I did something recently that is terribly annoying. I started exercising. Again. My inability to consistently exercise is a source of great frustration to me. I’m the classic example of a yo-yo exerciser. I do it, feel amazing, get lazy, slowly fade out, and then gain 25 pounds and feel miserable. Then I repeat the process. Sound familiar?
When I find myself at the place of starting over again, I feel trapped. I find myself wanting to get healthy but comparing my current condition with those at the top of the physical pinnacle. I look at friends who do Cross Fit or those posting about their “incredible 40-mile bike ride” and then find myself not wanting to even move from the couch at all. Let’s be honest. I get winded walking up the stairs! So how in the world will I ever get back in shape in like those superheroes I see all around me!?
The problem, of course, is my aiming point. I have raised the standard so high that it keeps me from ever starting where I am. Exercising seems so impossible in these moments and I feel anything but optimistic in the beginning. But optimism is exactly what we need to start and win. (I wrote about why that’s true here).
So how can we keep ourselves from this self-sabotaging trap and get started exercising again even when we don’t feel like it? Here’s what I suggest.
Lower the Bar
Self-sabotaging happens at an early age. I see it happen with my children when we watch the show, Little Big Shots, as a family. While it is amazing to watch these young people be world-class in some of their endeavors at such a young age, it causes our girls to consistently say things like, “I’d never be able to do something like that!”
The trap is so subtle.
When we look at people who have worked incredibly hard to get where they’re at we can incorrectly assume that they’ve always been there or that they somehow started out that way on day one.
But it’s just not true.
People who are at the top (in most cases) got there through a lot of sweat, hard work, and perseverance. They have raised the standard. But they didn’t raise it on day one.
This is the exciting and encouraging news for you and me today.
Just as those who we emulate and aspire to be like didn’t get there overnight, neither will we. But, like them, we can make it to the top and reach our goals if we’ll free ourselves from the self-sabotaging trap and simply start where we are.
Here’s what I suggest you do if you want to start exercising again but simply don’t feel like it. This may be, in fact, the #1 key to your success:
Lower the Bar!
When you are first starting out on your health journey, you have to make success achievable. We hear things like this all of the time:
“Shoot for the moon!”
“The sky is the limit!”
“What’s your big, hairy, audacious goal?”

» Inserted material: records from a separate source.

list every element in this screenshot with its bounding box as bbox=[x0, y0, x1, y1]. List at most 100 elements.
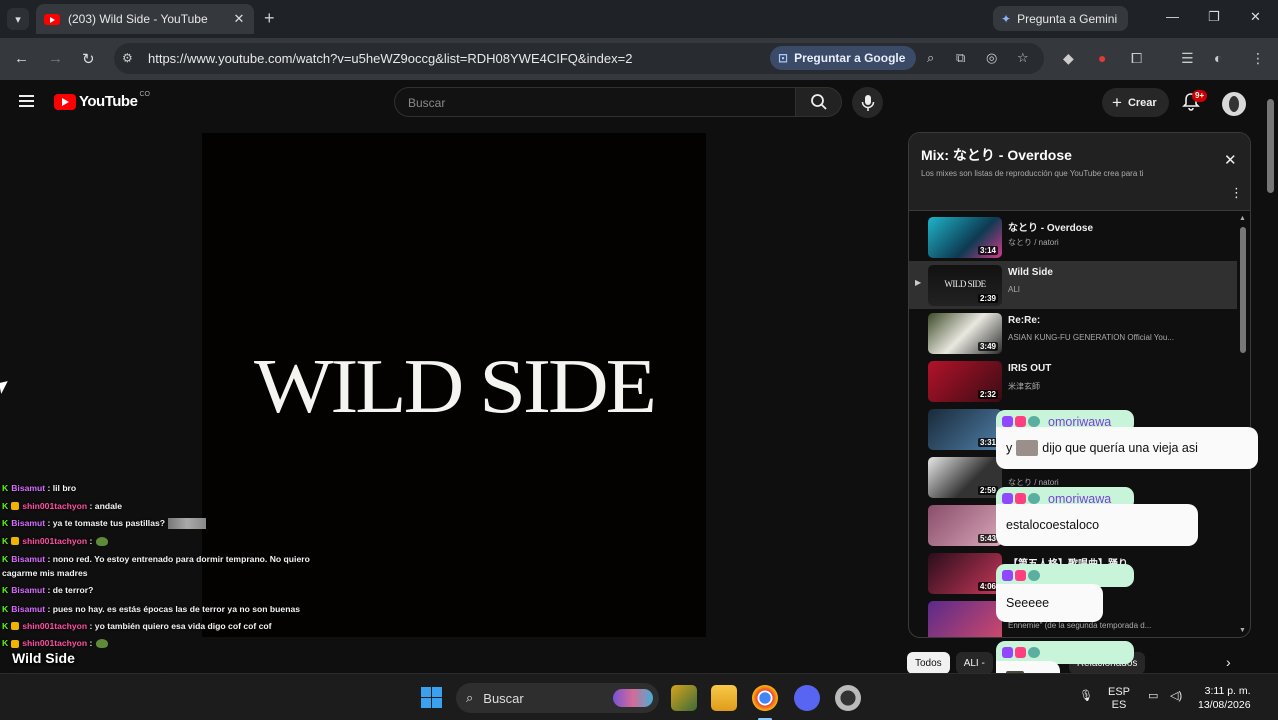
input-language[interactable]: ESP ES bbox=[1108, 686, 1130, 712]
inline-image-icon bbox=[1016, 440, 1039, 456]
playlist-item-title[interactable]: Wild Side bbox=[1008, 267, 1233, 278]
obs-icon[interactable] bbox=[835, 685, 861, 711]
twitch-badge-icon bbox=[1002, 570, 1013, 581]
search-icon bbox=[810, 94, 827, 110]
globe-badge-icon bbox=[1028, 416, 1040, 427]
reload-icon[interactable]: ↻ bbox=[82, 50, 95, 68]
playlist-item-duration: 5:43 bbox=[977, 534, 998, 543]
bookmark-star-icon[interactable]: ☆ bbox=[1017, 50, 1029, 66]
playlist-item-title[interactable]: なとり - Overdose bbox=[1008, 219, 1233, 234]
chat-username: Bisamut bbox=[11, 585, 46, 595]
tab-close-icon[interactable]: ✕ bbox=[232, 11, 246, 27]
chat-username: Bisamut bbox=[11, 554, 46, 564]
chrome-icon[interactable] bbox=[752, 685, 778, 711]
guide-menu-icon[interactable] bbox=[19, 95, 34, 107]
url-text[interactable]: https://www.youtube.com/watch?v=u5heWZ9o… bbox=[148, 51, 632, 66]
tracking-blocked-icon[interactable]: ◎ bbox=[986, 50, 997, 66]
chip-artist[interactable]: ALI - bbox=[955, 652, 993, 674]
playlist-subtitle: Los mixes son listas de reproducción que… bbox=[921, 169, 1144, 178]
extensions-puzzle-icon[interactable]: ⧠ bbox=[1131, 50, 1142, 67]
chat-message: Kshin001tachyon : yo también quiero esa … bbox=[2, 618, 332, 636]
discord-icon[interactable] bbox=[794, 685, 820, 711]
account-avatar[interactable] bbox=[1222, 92, 1246, 116]
playlist-item-channel: なとり / natori bbox=[1008, 238, 1059, 247]
profile-avatar-icon[interactable]: ◐ bbox=[1214, 50, 1222, 66]
browser-tab-active[interactable]: (203) Wild Side - YouTube ✕ bbox=[36, 4, 254, 34]
address-bar[interactable]: ⚙ https://www.youtube.com/watch?v=u5heWZ… bbox=[114, 43, 1044, 74]
playlist-item-thumbnail[interactable]: 2:59 bbox=[928, 457, 1002, 498]
twitch-badge-icon bbox=[1002, 493, 1013, 504]
bubble-2-text: estalocoestaloco bbox=[1006, 518, 1100, 532]
bubble-1-text-b: dijo que quería una vieja asi bbox=[1042, 441, 1198, 455]
notifications-badge: 9+ bbox=[1192, 90, 1208, 102]
playlist-scroll-down-icon[interactable]: ▼ bbox=[1239, 627, 1246, 634]
chat-text: : bbox=[87, 535, 93, 546]
video-frame-title: WILD SIDE bbox=[254, 343, 657, 430]
heart-badge-icon bbox=[1015, 570, 1026, 581]
search-input[interactable]: Buscar bbox=[394, 87, 796, 117]
voice-search-button[interactable] bbox=[852, 87, 883, 118]
lang-bottom: ES bbox=[1111, 699, 1127, 711]
playlist-item-thumbnail[interactable]: 2:32 bbox=[928, 361, 1002, 402]
new-tab-plus-icon[interactable]: + bbox=[264, 8, 275, 29]
playlist-item[interactable]: ▶ WILD SIDE 2:39 Wild Side ALI bbox=[909, 261, 1237, 309]
search-button[interactable] bbox=[796, 87, 842, 117]
playlist-item-title[interactable]: IRIS OUT bbox=[1008, 363, 1233, 374]
playlist-item-thumbnail[interactable]: 3:14 bbox=[928, 217, 1002, 258]
chat-username: shin001tachyon bbox=[22, 535, 88, 546]
clock-date: 13/08/2026 bbox=[1198, 699, 1251, 711]
adblock-extension-icon[interactable]: ● bbox=[1098, 50, 1106, 66]
playlist-item-duration: 2:32 bbox=[977, 390, 998, 399]
app-icon-game[interactable] bbox=[671, 685, 697, 711]
page-scrollbar-thumb[interactable] bbox=[1267, 99, 1274, 193]
playlist-item-thumbnail[interactable]: 3:31 bbox=[928, 409, 1002, 450]
playlist-item-thumbnail[interactable] bbox=[928, 601, 1002, 637]
tab-search-chevron-icon[interactable]: ▾ bbox=[7, 8, 29, 30]
forward-arrow-icon[interactable]: → bbox=[48, 50, 63, 67]
playlist-item[interactable]: 3:49 Re:Re: ASIAN KUNG-FU GENERATION Offic… bbox=[909, 309, 1237, 357]
chat-emote-icon bbox=[168, 518, 206, 530]
ask-gemini-button[interactable]: ✦ Pregunta a Gemini bbox=[993, 6, 1128, 31]
playlist-item-thumbnail[interactable]: 4:06 bbox=[928, 553, 1002, 594]
playlist-item-duration: 2:59 bbox=[977, 486, 998, 495]
ask-google-button[interactable]: ⊡ Preguntar a Google bbox=[770, 46, 916, 70]
frog-emote-icon bbox=[96, 639, 109, 649]
install-app-icon[interactable]: ⧉ bbox=[956, 50, 965, 66]
youtube-logo[interactable]: YouTube CO bbox=[54, 91, 150, 110]
media-controls-icon[interactable]: ☰ bbox=[1181, 50, 1194, 67]
chip-todos[interactable]: Todos bbox=[907, 652, 950, 674]
playlist-item[interactable]: 2:32 IRIS OUT 米津玄師 bbox=[909, 357, 1237, 405]
taskbar-search[interactable]: ⌕ Buscar bbox=[456, 683, 659, 713]
create-button[interactable]: + Crear bbox=[1102, 88, 1169, 117]
network-icon[interactable]: ▭ bbox=[1148, 690, 1158, 703]
browser-menu-icon[interactable]: ⋮ bbox=[1251, 50, 1265, 67]
chat-message: K Bisamut : lil bro bbox=[2, 480, 332, 498]
playlist-item-duration: 4:06 bbox=[977, 582, 998, 591]
restore-icon[interactable]: ❐ bbox=[1208, 9, 1220, 25]
file-explorer-icon[interactable] bbox=[711, 685, 737, 711]
taskbar-search-label: Buscar bbox=[483, 690, 524, 706]
window-close-icon[interactable]: ✕ bbox=[1250, 9, 1261, 25]
back-arrow-icon[interactable]: ← bbox=[14, 50, 29, 67]
playlist-scroll-up-icon[interactable]: ▲ bbox=[1239, 215, 1246, 222]
site-info-icon[interactable]: ⚙ bbox=[122, 51, 133, 65]
windows-start-icon[interactable] bbox=[421, 687, 442, 708]
playlist-scrollbar-thumb[interactable] bbox=[1240, 227, 1246, 353]
playlist-close-icon[interactable]: ✕ bbox=[1224, 151, 1237, 169]
playlist-item-thumbnail[interactable]: WILD SIDE 2:39 bbox=[928, 265, 1002, 306]
microphone-tray-icon[interactable]: 🎙 bbox=[1079, 690, 1093, 703]
extension-icon[interactable]: ◆ bbox=[1063, 50, 1074, 67]
playlist-item-thumbnail[interactable]: 5:43 bbox=[928, 505, 1002, 546]
volume-icon[interactable]: ◁) bbox=[1170, 690, 1182, 703]
chat-message: K Bisamut : nono red. Yo estoy entrenado … bbox=[2, 550, 332, 582]
minimize-icon[interactable]: — bbox=[1166, 9, 1179, 24]
gemini-label: Pregunta a Gemini bbox=[1017, 11, 1118, 26]
playlist-item[interactable]: 3:14 なとり - Overdose なとり / natori bbox=[909, 213, 1237, 261]
playlist-item-thumbnail[interactable]: 3:49 bbox=[928, 313, 1002, 354]
playlist-item-title[interactable]: Re:Re: bbox=[1008, 315, 1233, 326]
zoom-icon[interactable]: ⌕ bbox=[927, 50, 934, 66]
taskbar-clock[interactable]: 3:11 p. m. 13/08/2026 bbox=[1198, 684, 1251, 712]
playlist-title[interactable]: Mix: なとり - Overdose bbox=[921, 145, 1072, 165]
chips-next-icon[interactable]: › bbox=[1226, 654, 1231, 670]
playlist-more-icon[interactable]: ⋮ bbox=[1230, 185, 1243, 201]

There’s a place for that. But that bar is set so high that many people never take the first step towards achieving it. In fact, when it comes to exercising, they don’t take any steps at all! And that is the point.
Don’t misunderstand. These statements will be absolutely correct for some people. Some personality types need that to get moving. But I believe that these statements (and ones just like it) can actually prevent many people from ever starting at all.
Instead, I contend that some of us need to make our first goal ultra-achievable. Lower the bar so far that it causes you to say, “Gosh, I know I could that!” It is this lowering of the bar that actually helps many people raise their standards and see more results.
How I Got Exercising Again
Let me give a quick example in my own life.
I told you earlier that I started exercising again. I had options.
I could sign up for a marathon. I could join a Cross Fit gym. I could buy a 3-month membership at our local fitness spot. Or I could do what I chose to do: walk 10 minutes, do 10 push-ups, and do 10 sit-ups.
Guess which option I chose?
You got it! The lowest bar possible. But guess what I immediately felt:
Ambitious to do more.
Isn’t that interesting? In years past, I may have raised the bar so high that I wouldn’t have felt any of those things. Instead, I’d feel frustrated, weak, defeated, etc. By lowering the bar, however, I effectively raised my results and I will eventually choose to (and feel like I want to) do more.